By Sean Quigley
Throughout the first semester of my senior year at Summit Denali High School I often found myself struggling with the process of applying to college. Questions regarding college applications that I asked faculty or my mentor were usually met with confusion or delay, as they were either stretched thin between multiple students or not properly trained to answer my inquiries.
Summit Denali High School, a member of the Summit Public Schools network in Washington and California, has long proclaimed the importance of college preparation within its curriculum. When put under scrutiny, however, Denali’s ability to prepare students for higher education shows itself to be surprisingly mediocre.
In some aspects, Denali succeeds in providing preparation for students going into college. Summit Denali mentor Tini Raman stated that one of the school’s most effective efforts to prepare students for college is by providing clear deadlines and personalized check-ins. She said, “There’s a lot of support in the school for looking over essays and just, in general, reminding them of all the deadlines for CSUs and UCs and just making sure everyone is on track.”
In a similarly positive light for the school’s college readiness support, Summit Denali senior Scott James drew attention to the benefits Denali’s independent curriculum had on his ability to study going into college, stating, “I felt more independent in my studies and more responsible for my work and actually reaching out to get test assistance,”
Although Summit Denali High School does provide useful education and support for students going into college, both students and mentors, the faculty at Summit schools in charge of monitoring college readiness, agree that Summit Denali’s college readiness program remains flawed in its planning and execution, especially during college applications in senior year.
Scott James felt that Summit did not give enough guidance during the college application process. He said, “I feel I would have benefited most from being guided through… an example of a college application so that I would have known all the different parts and steps to complete an application.”
Tini Raman seemed to agree, condemning the lack of focus the school gave toward guiding students in filling out college applications in detail. She said, “the nitty gritty, the specifics, we need to spend more time on that and maybe not as much on the big picture.”
Difficulty in filling out college applications in detail seems to be common in schools other than Summit Denali, suggesting that guidance on how to navigate and understand the college application process is a crucial factor in college readiness that Denali must invest in further.
Celeste Howard, college counselor for Community Learning Center Schools in Alameda stated that students found that filling out the more intricate parts of their college applications was what they often had the most difficulty with.
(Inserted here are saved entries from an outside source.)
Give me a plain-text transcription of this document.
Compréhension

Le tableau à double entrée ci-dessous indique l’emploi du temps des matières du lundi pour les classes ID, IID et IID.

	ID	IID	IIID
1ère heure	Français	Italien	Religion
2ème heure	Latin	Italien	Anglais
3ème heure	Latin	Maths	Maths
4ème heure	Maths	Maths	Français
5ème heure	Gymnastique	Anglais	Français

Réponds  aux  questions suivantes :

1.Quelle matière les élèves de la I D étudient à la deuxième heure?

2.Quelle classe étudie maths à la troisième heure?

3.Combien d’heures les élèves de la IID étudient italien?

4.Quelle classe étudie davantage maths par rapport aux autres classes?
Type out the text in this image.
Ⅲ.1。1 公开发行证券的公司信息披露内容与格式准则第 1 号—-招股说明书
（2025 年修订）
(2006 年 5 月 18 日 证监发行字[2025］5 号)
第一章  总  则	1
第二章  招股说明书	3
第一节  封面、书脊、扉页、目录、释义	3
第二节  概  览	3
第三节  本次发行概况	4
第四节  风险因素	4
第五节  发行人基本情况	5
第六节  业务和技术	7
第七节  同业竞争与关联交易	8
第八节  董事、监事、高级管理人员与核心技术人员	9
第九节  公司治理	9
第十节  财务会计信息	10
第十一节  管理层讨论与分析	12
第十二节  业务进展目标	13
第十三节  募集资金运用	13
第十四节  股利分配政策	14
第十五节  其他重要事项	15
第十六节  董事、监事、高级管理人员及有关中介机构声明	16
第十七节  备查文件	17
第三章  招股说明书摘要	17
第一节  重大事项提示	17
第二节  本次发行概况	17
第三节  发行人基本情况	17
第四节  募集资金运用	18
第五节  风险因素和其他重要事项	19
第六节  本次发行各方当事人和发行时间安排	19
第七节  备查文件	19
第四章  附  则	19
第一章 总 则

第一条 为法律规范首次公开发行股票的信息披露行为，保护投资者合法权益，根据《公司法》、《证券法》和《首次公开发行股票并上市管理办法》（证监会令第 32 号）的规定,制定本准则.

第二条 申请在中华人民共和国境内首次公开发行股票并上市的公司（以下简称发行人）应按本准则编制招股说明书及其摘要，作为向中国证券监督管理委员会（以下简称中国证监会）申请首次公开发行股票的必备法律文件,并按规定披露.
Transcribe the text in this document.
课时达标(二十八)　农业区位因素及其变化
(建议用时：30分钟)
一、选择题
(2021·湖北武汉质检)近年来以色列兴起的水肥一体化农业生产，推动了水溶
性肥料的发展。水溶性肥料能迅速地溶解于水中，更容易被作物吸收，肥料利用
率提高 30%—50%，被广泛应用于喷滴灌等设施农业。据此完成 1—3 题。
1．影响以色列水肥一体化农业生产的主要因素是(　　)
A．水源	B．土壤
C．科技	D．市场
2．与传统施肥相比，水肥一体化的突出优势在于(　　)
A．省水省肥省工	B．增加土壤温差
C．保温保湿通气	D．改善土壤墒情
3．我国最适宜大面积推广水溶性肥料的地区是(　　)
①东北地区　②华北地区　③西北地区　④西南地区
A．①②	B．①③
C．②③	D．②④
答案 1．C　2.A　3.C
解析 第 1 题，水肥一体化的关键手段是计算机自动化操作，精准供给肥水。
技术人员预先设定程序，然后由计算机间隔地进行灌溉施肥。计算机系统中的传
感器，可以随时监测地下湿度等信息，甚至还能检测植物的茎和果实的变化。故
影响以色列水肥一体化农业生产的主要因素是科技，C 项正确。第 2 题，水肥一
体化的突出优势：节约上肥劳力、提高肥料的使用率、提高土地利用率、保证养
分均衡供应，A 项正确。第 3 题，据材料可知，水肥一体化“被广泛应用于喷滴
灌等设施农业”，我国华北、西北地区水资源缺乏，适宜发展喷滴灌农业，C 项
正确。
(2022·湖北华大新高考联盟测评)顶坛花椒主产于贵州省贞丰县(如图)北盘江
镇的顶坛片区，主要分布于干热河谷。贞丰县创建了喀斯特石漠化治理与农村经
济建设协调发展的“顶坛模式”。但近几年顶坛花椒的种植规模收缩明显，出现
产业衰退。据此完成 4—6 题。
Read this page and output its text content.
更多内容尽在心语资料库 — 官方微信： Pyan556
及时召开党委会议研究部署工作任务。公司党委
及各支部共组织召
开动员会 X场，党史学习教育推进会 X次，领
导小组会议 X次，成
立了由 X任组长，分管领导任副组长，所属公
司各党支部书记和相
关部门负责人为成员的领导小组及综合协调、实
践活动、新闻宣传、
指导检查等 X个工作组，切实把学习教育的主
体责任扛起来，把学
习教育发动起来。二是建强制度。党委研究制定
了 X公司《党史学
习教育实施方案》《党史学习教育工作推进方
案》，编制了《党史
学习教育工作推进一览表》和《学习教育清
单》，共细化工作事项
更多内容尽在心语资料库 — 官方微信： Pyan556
She stated, “It depends, so like [with] the actual application, it’s ensuring they’re entering their classes correctly like they’re putting the right classes in,”
One way Denali could help to directly guide students through the college application process is by hiring a professionally trained college counselor. Currently, the role of a college counselor is taken by mentors in the Summit Public Schools network, who are more often than not trained to be teachers rather than counselors.
When asked about her role as a college counselor in encouraging college readiness, Celeste Howard revealed the important roles and benefits a college counselor can have during the college application process. She said, “I speak to the students individually to make sure that they’re all good and on track… I’ll sit with them and help them with each step of the way.”
Denali’s flaws are present throughout the entire Summit Public Schools network, as all schools in the network use the same seminars and mentor structure as Denali. If Denali’s college readiness program is to be improved, aspects from schools outside the summit network may have to be acknowledged.